This was the impossible dream.

She’d married for practicality, and the reality of that made her fantasies unattainable.

‘I was surprised the other day,’ he said, his tone soft. ‘I was sure we’d have made a baby, and when I got your text, I felt so many things,cara mia. I was angry with myself, devastated for both of us, and all I could think was that I needed to see you, to make sure you were okay.’ One side of his mouth lifted in a half smile. ‘And then I came to you, and you were so dismissive, I handled it badly.’

‘No.’ She shook her head. ‘Or if you did, I did too,’ she conceded. ‘I was angry with you.’ She lifted her shoulders. ‘I felt like you’d cut me out of your life so easily, and I just... I don’t know. But the thing is, I think I needed to go through that, Sebastian, to really understand how much this matters to me. I’ve spent my whole life convinced that I didn’t want children, but this week proved how wrong I was about that.’

He stirred the eggs, folding them neatly. ‘And now?’ he prompted, reaching for two plates.

She waited for him to continue.

‘You’re still committed to this?’

‘Yes.’

He expelled a breath. ‘We can make this work.’

Her smile was wistful. ‘We don’t have to. This was never about you and me. It’s about the royal line of succession. It’s about an heir.’

‘That’s not what you said before the island. Then it was all about getting to know one another.’

She shivered, remembering. It had seemed so sensible back then, but she’d had no idea of the can of worms she’d been about to pry open.

‘Tell me something,’ he said, placing the eggs on two plates and sliding one across the counter to her. It reminded her so much of the island that she had to dig her fingernails into her palm to anchor herself back to this reality.

‘What would you like to know?’

‘The not having kids thing. What’s that about?’

She shook her head to demur. She’d spent a lifetime not talking about this to another soul. But with Sebastian, there was something that pulled to her. Even after everything they’d been through. Even after this past week, she still felt as though she wanted to open up to him. Why?

‘Do you not like kids? Or the idea of childbirth?’

‘I love kids,’ she corrected automatically. ‘But childbirth terrifies me.’

He reached for a fork and lifted some eggs to his mouth, chewing before speaking. ‘But still,’ he said, contemplatively. ‘To decide never to have kids, that’s a leap.’

She arched a brow. ‘Not for me.’

He waited, forking some more eggs into his mouth.

‘You know about my mother,’ Rosie said, pushing her eggs around her plate, her appetite disappearing.

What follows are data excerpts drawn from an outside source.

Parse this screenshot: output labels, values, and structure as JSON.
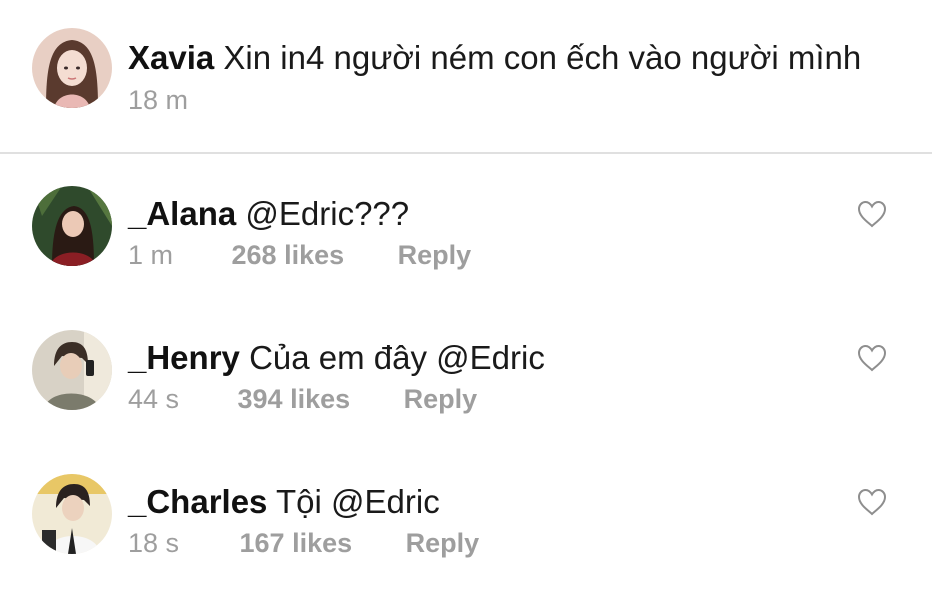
{
  "post": {
    "username": "Xavia",
    "text": "Xin in4 người ném con ếch vào người mình",
    "time": "18 m"
  },
  "comments": [
    {
      "username": "_Alana",
      "text": "@Edric???",
      "time": "1 m",
      "likes": "268 likes",
      "reply": "Reply",
      "icon": "heart-outline-icon"
    },
    {
      "username": "_Henry",
      "text": "Của em đây @Edric",
      "time": "44 s",
      "likes": "394 likes",
      "reply": "Reply",
      "icon": "heart-outline-icon"
    },
    {
      "username": "_Charles",
      "text": "Tội @Edric",
      "time": "18 s",
      "likes": "167 likes",
      "reply": "Reply",
      "icon": "heart-outline-icon"
    }
  ],
  "colors": {
    "text": "#1a1a1a",
    "secondary": "#9e9e9e",
    "divider": "#e0e0e0"
  }
}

‘That she’s in a coma, yes.’

‘But what you don’t know, because no one really knows besides my father, is that she had a stroke hours after giving birth. It was a complication from the delivery,’ Rosie said, not meeting his eyes. It was easier to talk that way, easier to think. ‘I wanted to get to know you because I was worried that the same thing might happen to me. I mean, I’ve seen doctors, and they say it’s not probable, but no one can tell me it won’t happen. No one’s been able to rule it out. So I just decided I’d never risk it.’

‘I don’t understand. Do you fear this might happen to you or do you think it’s a genuine possibility?’

She frowned. ‘I guess because of how alike we are, the latter. I look like her, I sound like her. I’m just like her. Why would that happen to her and not me?’

Sebastian drew in a sharp breath, drawing her gaze. ‘Why didn’t you tell me this?’

‘I don’t talk about it, generally. It’s personal.’

‘But relevant to us.’ His voice was raw. ‘Relevant to what I’ve asked of you.’

‘Yes,’ she conceded. ‘But ultimately, this decision was mine to make.’